Le petit-fils d’Oksana Zhnikrup, Maxim Lozovoy, a déclaré aux médias ukrainiens que les représentants de Jeff Koons avaient acquis les droits de deux œuvres en septembre 2010. L’une d’entre elles a inspiré Seated Ballerina et l’autre a été le point de départ de Ballerinas (2010-2014), une sculpture d’une danseuse en train d’attacher les lacets des ballerines de sa camarade. Une autre édition de cette œuvre est actuellement montrée à la galerie Gagosian de Beverly Hills. L’atelier de Jeff Koons et la galerie Gagosian ont refusé de donner plus de détails.
Elena Korus, historienne de l’art ukrainienne basée à Kiev et auteure d’un ouvrage sur Oksana Zhnikrup, a affirmé à The Art Newspaper que l’artiste américain avait aussi acheté les droits de la Arts Ceramics Factory – qui a fermé en 2006 –, aux héritiers. L’atelier de Jeff Koons n’a pas non plus voulu confirmer cette information.
L’artisane a travaillé dans cette fabrique pendant des décennies avec son ex-mari, Vladislav Shcherbina.

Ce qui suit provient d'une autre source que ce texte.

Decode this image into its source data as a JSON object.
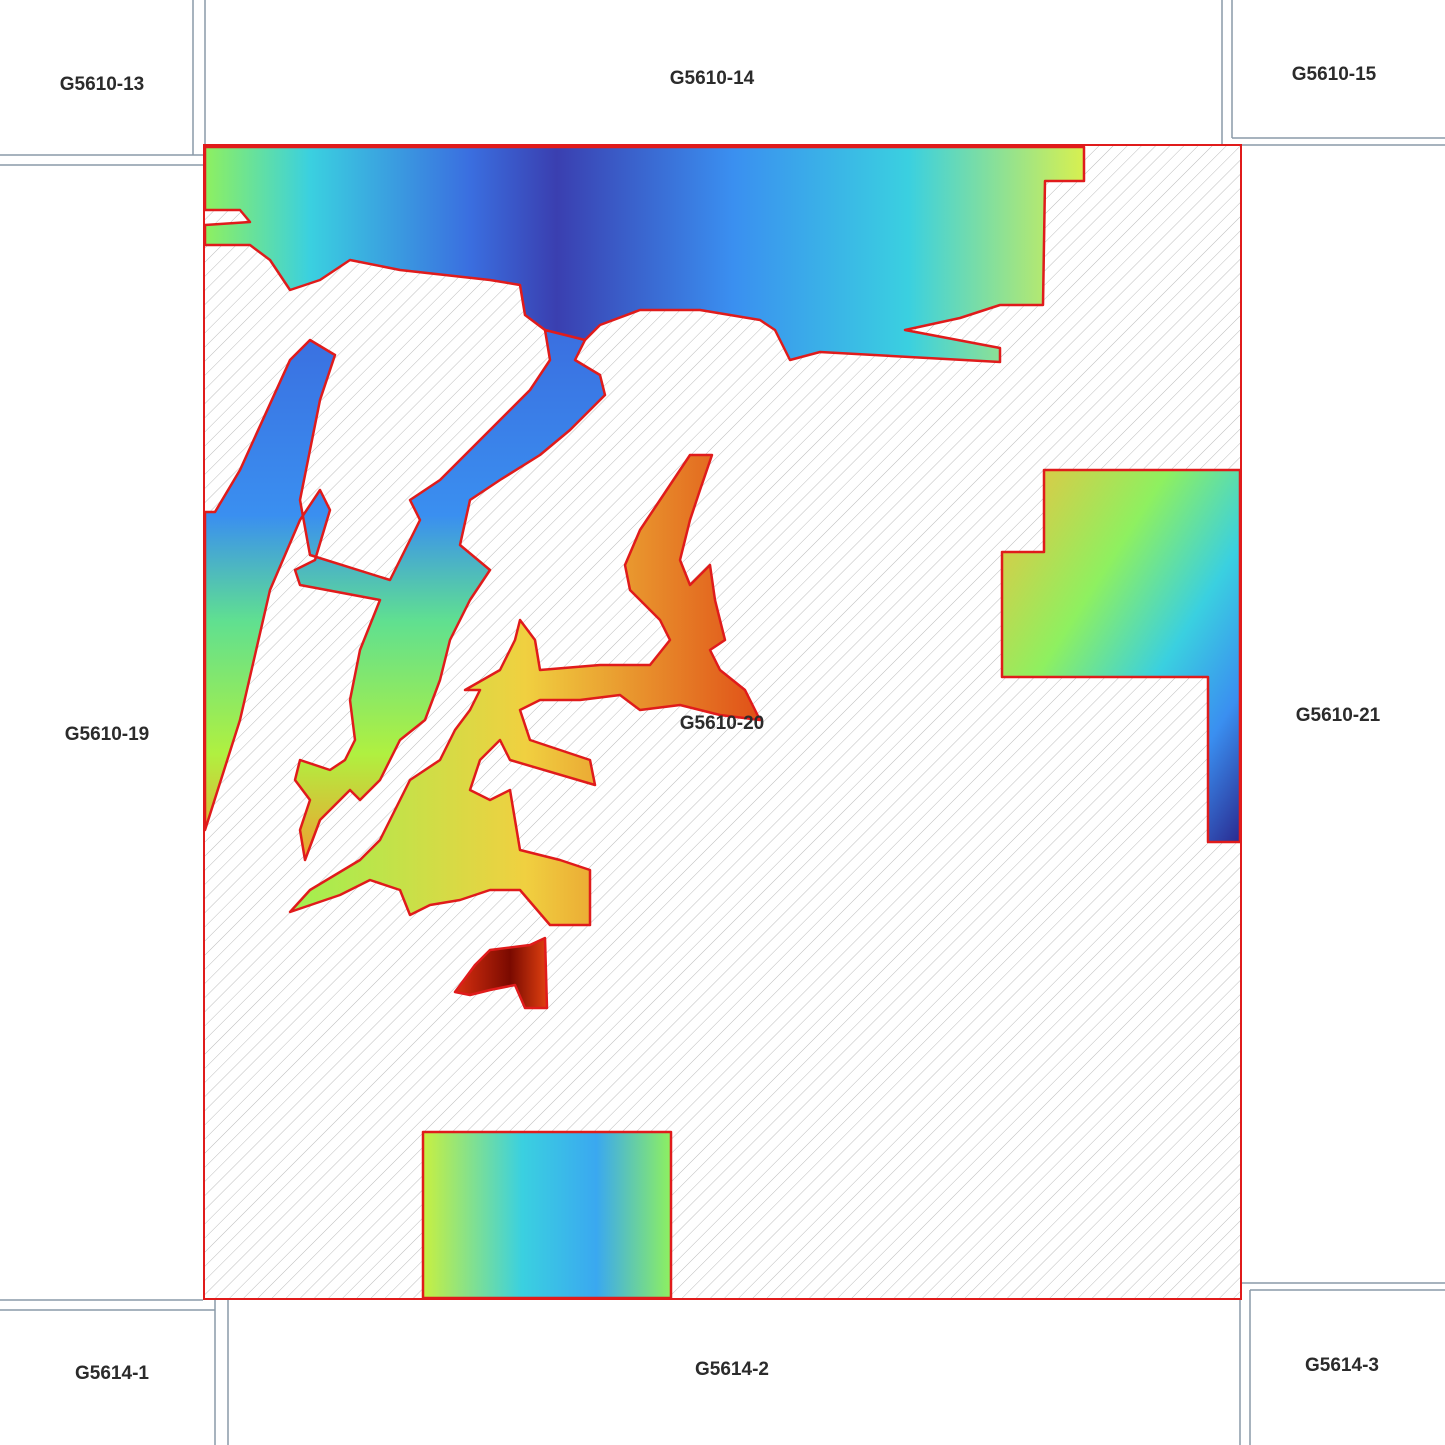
{
  "map": {
    "tiles": [
      {
        "id": "t13",
        "label": "G5610-13"
      },
      {
        "id": "t14",
        "label": "G5610-14"
      },
      {
        "id": "t15",
        "label": "G5610-15"
      },
      {
        "id": "t19",
        "label": "G5610-19"
      },
      {
        "id": "t20",
        "label": "G5610-20"
      },
      {
        "id": "t21",
        "label": "G5610-21"
      },
      {
        "id": "t1",
        "label": "G5614-1"
      },
      {
        "id": "t2",
        "label": "G5614-2"
      },
      {
        "id": "t3",
        "label": "G5614-3"
      }
    ],
    "colors": {
      "tile_border": "#8a9aa8",
      "coverage_outline": "#e01b1b",
      "hatch": "#bdbdbd",
      "elevation_ramp": [
        "#3a3fb0",
        "#3a8ff0",
        "#3ad0e0",
        "#8ef060",
        "#f0e040",
        "#f08a20",
        "#c81e10",
        "#7a0a00"
      ]
    }
  }
}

Ce dernier, qui était le céramiste le plus célèbre de l’ère soviétique, raconte qu’une fois que les œuvres ont commencé à être produites en masse, « les droits n’appartenaient plus à l’artiste » mais revenaient à la fabrique.
Née en 1931 de parents ukrainiens à Chita, en Sibérie, Oksana Zhnikrup n’a pas pu étudier à Kiev à cause de son milieu familial. Sa mère était actrice et son père fonctionnaire. Ce dernier a été exécuté en 1937 à l’époque stalinienne, après avoir été accusé d’être un espion. Oksana a donc dû aller à une école d’art à Odessa, où elle a connu Vladislav Shcherbina. Leur mariage n’a pas duré longtemps, mais ils ont travaillé ensemble à la fabrique de Kiev. Leurs œuvres devaient bien sûr se conformer aux canons soviétiques de production artistique : les thèmes autorisés incluaient l’armée et la glorification du travail.
La Seated Ballerina de Jeff Koons reprend une statuette appelée Lenochka– diminutif affectueux du prénom Elena– qu’Oksana Zhnikrup utilisait. Ses autres statuettes pouvaient faire allusion à des figures littéraires, comme celles de l’écrivain ukrainien Nikolai Gogol et de l’auteur danois Hans Christian Andersen, mais aussi à des portraits idéologiques de professeurs ou de paysans.
Après avoir divorcé d’Oksana, Vladislav Shcherbina s’est marié à Tamara Ostrovskaya, qui a, elle aussi, travaillé à la fabrique de Kiev. Dans une déclaration à The Art Newspaper, celle-ci a révélé que la fabrication des figurines relevait d’un processus laborieux. « Les statuettes devaient d’abord être mises au four quatre fois», raconte-t-elle, « ce qui est très cher. »
Quand l’Experimental Art Ceramics Factory de Kiev a fermé en 2006, les agents de Jeff Koons ont proposé d’acheter les droits des œuvres d’Oksana Zhnikrup qui y avaient été produites. Ses héritiers ont ainsi dû signer des documents pour confirmer qu’ils n’étaient pas contre ce transfert de droits. « Bien sûr qu’ils n’étaient pas contre…il n’y avait plus de fabrique et cet art avait depuis longtemps été oublié », dit Tamara.
La valeur des œuvres est depuis montée en flèche. La Petrodvorets Watch Factory, qui fabrique les produits de la marque Raketa (très appréciée des cosmonautes soviétiques) s’est ralliée à ce mouvement. En juin dernier, la compagnie a inauguré une exposition consacrée aux danseuses en porcelaine d’Oksana Zhnikrup dans son magasin de Moscou, afin de promouvoir sa nouvelle édition de montres conçues par la danseuse étoile du ballet du Bolchoï, Anna Tikhomirova. L’exposition se rend ensuite en septembre au musée de la fabrique, à Peterhof, puis à Paris, en octobre, la marque ayant récemment ouvert une filiale dans la capitale française.
Raketa est aussi en train de vendre les statuettes d’Oksana Zhnikrup sur son site internet à des prix astronomiques, en les promouvant comme les « originaux » qui ont inspiré les créations de Jeff Koons. Lenochka est ainsi en vente pour 500 000 euros.